Mona Cholet le Monde Diplomatique Article inédit — Juin 2009

Et celui-ci également :

L’Oréal ou la science de l’éternel féminin
Un management « cruel envers les faibles »

Le géant du cosmétique se distingue par son modèle de management, dit par la « saine inquiétude », et considéré comme exemplaire dans le monde de l’entreprise. Mis en place par M. Lindsay Owen-Jones, qui a dirigé le groupe pendant près de vingt ans, il repose sur l’informel, sur la culture orale, et sur l’esprit de compétition, tant en interne qu’en externe. Quelques anciens salariés ont bien voulu nous raconter leur expérience.
« Thibault*, ancien cadre, que nous avons également rencontré, en tremble encore : « On aurait dit Anthony Hopkins dans Le Silence des agneaux. Ou un parrain de la mafia. » Autre ex-salariée, Bénédicte*, qui a démissionné il y a un an, nous raconte : « Parfois, lors d’une réunion, quelqu’un était choisi comme bouc émissaire, et à partir de ce moment, quoi qu’il puisse dire ou faire, il n’avait aucune chance de s’en relever. Owen-Jones donnait l’exemple, et son comportement faisait boule de neige dans toute l’entreprise. »
Mona Cholet le Monde Diplomatique Article inédit — Juin 2009

Mais tout aussi glauque est la façon dont la presse et le milieu des affaires présente Lillianne Bettencourt.
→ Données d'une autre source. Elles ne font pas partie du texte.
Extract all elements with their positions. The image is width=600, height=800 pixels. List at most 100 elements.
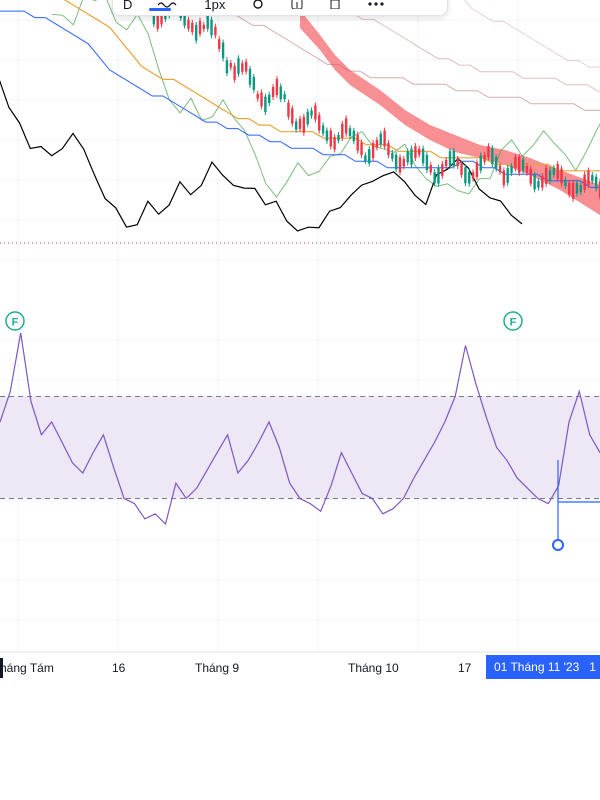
candle-body (387, 143, 390, 156)
candle-body (352, 130, 356, 142)
candle-body (544, 167, 548, 184)
candle-body (256, 93, 259, 99)
candle-body (471, 172, 475, 179)
candle-body (468, 171, 471, 184)
candle-body (356, 134, 359, 151)
candle-body (448, 151, 452, 166)
candle-body (225, 60, 229, 74)
info-icon[interactable] (291, 0, 303, 11)
candle-body (460, 163, 463, 175)
candle-body (156, 13, 159, 29)
base-line (63, 0, 600, 172)
candle-body (598, 181, 600, 198)
candle-body (552, 167, 556, 175)
marker-badge: F (503, 311, 523, 331)
marker-circle (503, 311, 523, 331)
candle-body (394, 154, 398, 170)
candle-body (548, 170, 552, 182)
candle-body (556, 164, 559, 180)
candle-body (152, 10, 156, 25)
candle-body (329, 130, 332, 147)
ichimoku-cloud (300, 10, 600, 215)
marker-label: F (510, 317, 517, 329)
candle-body (594, 176, 598, 189)
candle-body (398, 157, 402, 173)
candle-body (248, 68, 252, 85)
candle-body (487, 146, 490, 158)
marker-label: F (12, 317, 19, 329)
axis-edge-marker (0, 658, 3, 678)
crosshair-date-label: 01 Tháng 11 '23 (494, 660, 580, 674)
candle-body (502, 170, 506, 186)
marker-badge: F (5, 311, 25, 331)
crosshair-point (552, 539, 564, 551)
candle-body (341, 123, 344, 138)
candle-body (237, 58, 240, 74)
candle-body (202, 24, 206, 30)
x-tick-label: háng Tám (0, 661, 54, 675)
candle-body (275, 79, 279, 95)
candle-body (410, 148, 413, 165)
candle-body (194, 24, 198, 41)
candle-body (371, 142, 375, 159)
interval-label[interactable]: D (123, 0, 133, 12)
candle-body (537, 181, 540, 188)
candle-body (375, 139, 379, 148)
candle-body (294, 121, 298, 130)
settings-gear-icon[interactable] (251, 0, 265, 11)
x-tick-label: Tháng 9 (195, 661, 239, 675)
candle-body (575, 182, 579, 194)
line-style-icon[interactable] (158, 0, 178, 11)
selected-indicator (149, 8, 171, 11)
candle-body (494, 157, 498, 169)
candle-body (560, 168, 563, 184)
candle-body (314, 105, 317, 120)
candle-body (252, 76, 256, 90)
candle-body (583, 174, 586, 190)
delete-icon[interactable] (329, 0, 341, 11)
candle-body (479, 155, 482, 171)
width-label[interactable]: 1px (204, 0, 226, 12)
x-tick-label: Tháng 10 (348, 661, 399, 675)
oscillator-band (0, 396, 600, 499)
lagging-span-line (0, 79, 523, 232)
candle-body (456, 159, 459, 167)
candle-body (391, 152, 394, 159)
candle-body (506, 168, 509, 183)
candle-body (302, 116, 306, 133)
candle-body (414, 146, 417, 159)
candle-body (210, 19, 213, 36)
candle-body (491, 148, 494, 165)
candle-body (444, 159, 448, 167)
candle-body (287, 102, 290, 117)
candle-body (271, 86, 275, 98)
candle-body (337, 134, 340, 141)
candle-body (379, 133, 382, 145)
candle-body (318, 115, 321, 131)
more-icon[interactable] (367, 0, 385, 11)
candle-body (360, 142, 363, 156)
toolbar-item[interactable]: D (123, 0, 171, 12)
candle-body (483, 154, 486, 162)
candle-body (183, 9, 186, 26)
candle-body (364, 155, 367, 161)
candles (148, 0, 600, 202)
candle-body (268, 94, 271, 104)
candle-body (533, 174, 536, 190)
candle-body (452, 150, 456, 166)
candle-body (325, 130, 329, 141)
candle-body (541, 176, 544, 188)
candle-body (568, 182, 571, 195)
candle-body (218, 39, 221, 49)
candle-body (198, 20, 202, 34)
candle-body (383, 130, 386, 147)
candle-body (406, 151, 409, 163)
price-panel (0, 0, 600, 244)
candle-body (229, 62, 232, 68)
candle-body (279, 86, 282, 100)
candle-body (421, 148, 425, 164)
width-item[interactable]: 1px (204, 0, 226, 12)
candle-body (464, 167, 467, 184)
En gros cette femme – en dehors du fait d’être considérée comme la femme la plus riche de France – n’a aucune existence propre : le procès intenté par sa fille la fait passer pour une femme sous influence incapable de gérer ses relations privées. Quand Claire Chazal procède a une interview – on fait passer Lillianne Bettencourt pour une veille dame sourde, complètement gaga et sans aucun relief. Si « Dédé » était encore vivant Chazal aurait fait une interviex tout à fait différente. Infantilisation, réduction, inexistence: Tous les markers de l’éffaçage de la personnalité sont là. LB est l’archétype même du fameux « soit belle et tais toi ».